Content Security Checks
♦ SecurityHeaders.io (https://securityheaders.io/)
This is a very fast check of your website’s header information performed by Secarma, a UK-based Pentesting and Cybsersecurity company. It returns an overall grade (A+ to F). It is unique in that it tests for X-WebKit-CSP headers used by older versions of Chrome, Safari, and other WebKit-based browsers.
♦ Observatory (https://observatory.mozilla.org/)
This is test suite, by Mozilla, the “Ball-Buster” of CSP (Content Security Policy) checks. It also returns a grade (A+ to F) for your website. It provides the best source of information for the individual headers and how to set them for your site. I think the scoring results may be a little biased against CMS-driven websites (WordPress, Joomla, Drupal, phpBB, etc.), which are powered by scripting. This site forces you to learn about content security and privacy.
- It is becoming necessary to run SSL/TLS on all websites. Come October 2017, Google’s Chrome browser will popup warning messages when sending any form data over an insecure protocol.
- Use and set the HTTP Strict Transport Security (HSTS) header set to a minimum of six months (15768000). This header ensures that a browser will always use HTTPS rather than HTTP protocol. For both Apache 2.2 and 2.4 versions, a sample HSTS header definition looks like: Header add Strict-Transport-Security “max-age=63072000; includeSubdomains”.
- If you seek true compliance with HIPAA and NIST standards, you will need to support the mandatory minimum cipher of “TLS_RSA_WITH_3DES_EDE_CBC_SHA“. OpenSSL’s designation for this cipher is “DES-CBC3-SHA“. This cipher has a key strength of 168 bits, but only an effective key strength of 112 bits. As such, many SSL/TLS test suites will label this cipher as “Weak”. There is a compromise that must be made here.Some OpenSSL implementations on Debian-based distributions like Ubuntu, have removed 3DES entirely from their package. This is not the case with Slack/Suse-based or RedHat/CentOS-based distributions of Linux.
- The DNS CAA (Certification Authority Authorization) record type is still experimental, but it is an easy thing to implement. It will become formally adopted in September 2017. For BIND-type (Berkeley Internet Name Domain) DNS systems, a SOA (Start Of Authority) record might look like this: IN CAA 0 issue “letsencrypt.org”. A wildcard host entry might look like this: @ 3600 IN CAA 0 issue “letsencrypt.org”.
- You can use Google’s Chrome browser to check your settings (Settings -> More tools -> Developer tools). Security Policy errors from the content on your site will be listed in red in the Content window.

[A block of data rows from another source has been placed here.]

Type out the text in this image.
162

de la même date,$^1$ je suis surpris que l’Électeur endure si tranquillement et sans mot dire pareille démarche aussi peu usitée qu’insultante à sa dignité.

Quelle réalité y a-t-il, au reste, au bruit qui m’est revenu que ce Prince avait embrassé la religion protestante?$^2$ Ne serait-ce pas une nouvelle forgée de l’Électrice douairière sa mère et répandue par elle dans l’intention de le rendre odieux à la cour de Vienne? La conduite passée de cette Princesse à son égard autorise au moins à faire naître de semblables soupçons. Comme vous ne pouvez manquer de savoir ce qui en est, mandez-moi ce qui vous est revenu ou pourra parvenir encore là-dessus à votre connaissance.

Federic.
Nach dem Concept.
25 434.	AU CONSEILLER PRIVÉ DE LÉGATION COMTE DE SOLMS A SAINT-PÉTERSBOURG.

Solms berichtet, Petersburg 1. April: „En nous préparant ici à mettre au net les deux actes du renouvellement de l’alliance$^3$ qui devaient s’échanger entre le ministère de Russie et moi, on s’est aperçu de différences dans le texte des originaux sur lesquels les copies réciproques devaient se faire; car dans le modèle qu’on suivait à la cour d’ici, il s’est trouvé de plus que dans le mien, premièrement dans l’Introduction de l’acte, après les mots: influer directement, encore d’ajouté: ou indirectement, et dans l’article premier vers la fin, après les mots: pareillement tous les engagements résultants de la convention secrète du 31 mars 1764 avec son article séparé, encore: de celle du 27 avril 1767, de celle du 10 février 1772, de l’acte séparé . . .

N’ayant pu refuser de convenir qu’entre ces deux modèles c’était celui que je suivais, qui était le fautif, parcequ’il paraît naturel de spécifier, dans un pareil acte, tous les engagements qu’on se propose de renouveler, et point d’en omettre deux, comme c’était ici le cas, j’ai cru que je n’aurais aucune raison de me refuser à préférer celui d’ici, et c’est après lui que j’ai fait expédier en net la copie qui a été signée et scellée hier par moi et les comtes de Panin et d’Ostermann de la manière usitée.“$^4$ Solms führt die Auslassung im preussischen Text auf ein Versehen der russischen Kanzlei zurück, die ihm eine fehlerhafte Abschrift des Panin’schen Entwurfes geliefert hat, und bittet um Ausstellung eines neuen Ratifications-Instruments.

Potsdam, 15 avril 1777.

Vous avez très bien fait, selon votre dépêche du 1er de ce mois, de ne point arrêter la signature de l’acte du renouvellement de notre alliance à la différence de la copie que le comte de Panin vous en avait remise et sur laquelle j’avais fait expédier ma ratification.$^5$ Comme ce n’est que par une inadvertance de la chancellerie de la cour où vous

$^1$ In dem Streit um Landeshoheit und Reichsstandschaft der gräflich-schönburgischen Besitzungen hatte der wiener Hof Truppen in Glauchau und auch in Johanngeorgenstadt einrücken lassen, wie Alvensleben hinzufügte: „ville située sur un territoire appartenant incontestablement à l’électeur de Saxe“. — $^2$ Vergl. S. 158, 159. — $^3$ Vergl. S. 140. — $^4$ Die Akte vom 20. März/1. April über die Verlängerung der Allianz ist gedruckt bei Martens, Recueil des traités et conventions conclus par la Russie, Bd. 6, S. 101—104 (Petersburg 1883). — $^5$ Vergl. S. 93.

- SSL Certificates can be had for the low, low cost of free! After 1.5 years since Beta, and one year of operation, Letsencrypt has doles out 100 million certificates, protecting somewhere between 17 million and 46 million websites. You can view the Electronic Frontier Foundation’s (EFF) report here. However, Comodo also provides free certificates as well.
- Set a “X-Content-Type-Options” options to a value of: “nosniff’ like ths example (Apache 2.2 and 2.4):
Header add X-Content-Type-Options “nosniff”. This ensures that resources loaded are set by valid MIME types.
- Set a strong Referrer Policy. Your website will leak customer-oriented metadata every time a referral is made to an external source. This policy helps protect your customers’ privacy. An Apache 2.2 and 2.4 policy might look like this: Header add Referrer-Policy “strict-origin-when-cross-origin”.
- Set and use a “OCSP Stapling” (Online Certificate Status Protocol) header. Since OCSP requires the browser to contact the CA to confirm certificate validity it compromises privacy, the CA knows what website is being accessed and who accessed it. Setting this header reduces the traffic load to the CA and helps mitigate DDoS attacks against the CA. Privacy is enhanced because the client information is not passed to the CA. This feature is not available on Apache 2.2 but ins available on Apache 2.4 through a configuration directive: SSLUseStapling on.
- Remember to test other SSL/TLS-based servers that you might support, like POP3, IMAP, SMTP, and FTP services. The same vulnerabilities (BEAST, CRIME, POODLE, SWEET32, etc) can exist there as well.